Are we going back to the days of the Judges, when wealthy Micah set up his private ephod, teraphim, and Levite?]
[Footnote 65: Consider Tertullian’s “sister” ("hodie apud nos"), who conversed with angels, saw and heard mysteries, knew men’s thoughts, and prescribed medicine for their bodies (De Anima. cap. 9). Tertullian tells us that this woman saw the soul as corporeal, and described its colour and shape. The “infidel” will probably be unable to refrain from insulting the memory of the ecstatic saint by the remark, that Tertullian’s known views about the corporeality of the soul may have had something to do with the remarkable perceptive powers of the Montanist medium, in whose revelations of the spiritual world he took such profound interest.]
[Footnote 66: See the New York World for Sunday, 21st October, 1888; and the Report of the Stybert Commission Philadelphia, 1887.]
[Footnote 67: Dr. Newman’s observation that the miraculous multiplication of the pieces of the true cross (with which “the whole world is filled,” according to Cyril of Jerusalem; and of which some say there are enough extant to build a man-of-war) is no more wonderful than that of the loaves and fishes, is one that I do not see my way to contradict.
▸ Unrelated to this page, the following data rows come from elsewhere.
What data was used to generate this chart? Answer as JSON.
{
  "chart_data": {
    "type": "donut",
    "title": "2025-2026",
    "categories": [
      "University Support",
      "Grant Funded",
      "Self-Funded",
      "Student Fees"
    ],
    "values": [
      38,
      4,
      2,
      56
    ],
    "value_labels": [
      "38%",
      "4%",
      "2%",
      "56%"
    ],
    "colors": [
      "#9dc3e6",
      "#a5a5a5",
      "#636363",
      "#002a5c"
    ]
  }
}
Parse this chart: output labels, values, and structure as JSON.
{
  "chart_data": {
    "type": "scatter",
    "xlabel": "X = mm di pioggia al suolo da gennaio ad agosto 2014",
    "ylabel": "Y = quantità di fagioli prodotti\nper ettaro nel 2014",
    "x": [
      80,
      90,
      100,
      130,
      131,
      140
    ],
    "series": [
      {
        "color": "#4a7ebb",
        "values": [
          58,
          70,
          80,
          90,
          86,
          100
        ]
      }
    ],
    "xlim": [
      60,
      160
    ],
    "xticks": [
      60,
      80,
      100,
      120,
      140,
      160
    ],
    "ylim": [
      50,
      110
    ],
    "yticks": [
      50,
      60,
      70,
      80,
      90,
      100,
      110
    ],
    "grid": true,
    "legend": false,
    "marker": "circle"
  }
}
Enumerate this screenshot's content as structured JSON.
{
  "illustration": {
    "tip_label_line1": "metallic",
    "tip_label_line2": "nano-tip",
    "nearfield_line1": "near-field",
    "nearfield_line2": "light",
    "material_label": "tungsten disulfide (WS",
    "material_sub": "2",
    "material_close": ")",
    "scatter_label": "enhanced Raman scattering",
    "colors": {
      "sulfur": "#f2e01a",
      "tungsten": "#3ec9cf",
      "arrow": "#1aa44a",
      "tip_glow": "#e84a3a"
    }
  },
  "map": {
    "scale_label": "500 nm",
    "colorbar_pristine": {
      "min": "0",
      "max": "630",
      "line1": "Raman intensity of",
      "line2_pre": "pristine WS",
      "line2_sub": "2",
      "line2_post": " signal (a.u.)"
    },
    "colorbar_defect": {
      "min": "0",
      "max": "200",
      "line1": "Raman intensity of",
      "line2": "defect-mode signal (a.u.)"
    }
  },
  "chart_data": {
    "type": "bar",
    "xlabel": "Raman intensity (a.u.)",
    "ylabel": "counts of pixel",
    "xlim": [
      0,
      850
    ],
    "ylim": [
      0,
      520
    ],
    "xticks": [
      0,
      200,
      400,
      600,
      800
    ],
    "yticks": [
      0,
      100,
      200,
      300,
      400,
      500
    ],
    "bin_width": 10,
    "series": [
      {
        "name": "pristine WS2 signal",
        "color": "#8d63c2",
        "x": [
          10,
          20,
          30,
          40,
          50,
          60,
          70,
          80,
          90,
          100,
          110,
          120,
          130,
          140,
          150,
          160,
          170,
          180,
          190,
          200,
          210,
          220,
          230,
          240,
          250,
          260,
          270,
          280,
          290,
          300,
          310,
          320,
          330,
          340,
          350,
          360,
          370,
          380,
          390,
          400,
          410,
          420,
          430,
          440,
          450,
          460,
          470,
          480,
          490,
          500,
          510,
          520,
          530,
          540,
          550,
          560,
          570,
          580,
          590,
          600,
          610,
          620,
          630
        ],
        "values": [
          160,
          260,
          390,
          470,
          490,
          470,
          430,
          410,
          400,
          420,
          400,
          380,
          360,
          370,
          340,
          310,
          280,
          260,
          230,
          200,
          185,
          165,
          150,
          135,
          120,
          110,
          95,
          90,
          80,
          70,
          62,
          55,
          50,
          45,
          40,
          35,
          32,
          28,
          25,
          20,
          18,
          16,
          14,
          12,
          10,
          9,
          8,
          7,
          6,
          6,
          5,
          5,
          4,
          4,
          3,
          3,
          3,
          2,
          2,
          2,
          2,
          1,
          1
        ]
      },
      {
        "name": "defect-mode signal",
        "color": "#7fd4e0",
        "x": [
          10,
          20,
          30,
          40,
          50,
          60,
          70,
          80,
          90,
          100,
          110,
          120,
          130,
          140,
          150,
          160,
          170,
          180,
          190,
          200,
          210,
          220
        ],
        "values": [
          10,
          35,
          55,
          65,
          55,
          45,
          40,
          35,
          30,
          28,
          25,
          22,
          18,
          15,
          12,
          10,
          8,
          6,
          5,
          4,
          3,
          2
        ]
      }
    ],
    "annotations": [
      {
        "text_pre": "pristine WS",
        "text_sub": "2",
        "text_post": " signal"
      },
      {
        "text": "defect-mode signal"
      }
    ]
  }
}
See Essay on Miracles, 2d ed. p. 163.]
[Footnote 68: An Essay on the Development of Christian Doctrine, by J.H. Newman, D.D., pp. 7 and 8. (1878.)]
[Footnote 69: Dr. Newman faces this question with his customary ability. “Now, I own, I am not at all solicitous to deny that this doctrine of an apostate Angel and his hosts was gained from Babylon: it might still be Divine nevertheless. God who made the prophet’s ass speak, and thereby instructed the prophet, might instruct His Church by means of heathen Babylon” (Tract 85, p. 83). There seems to be no end to the apologetic burden that Balaam’s ass can carry.]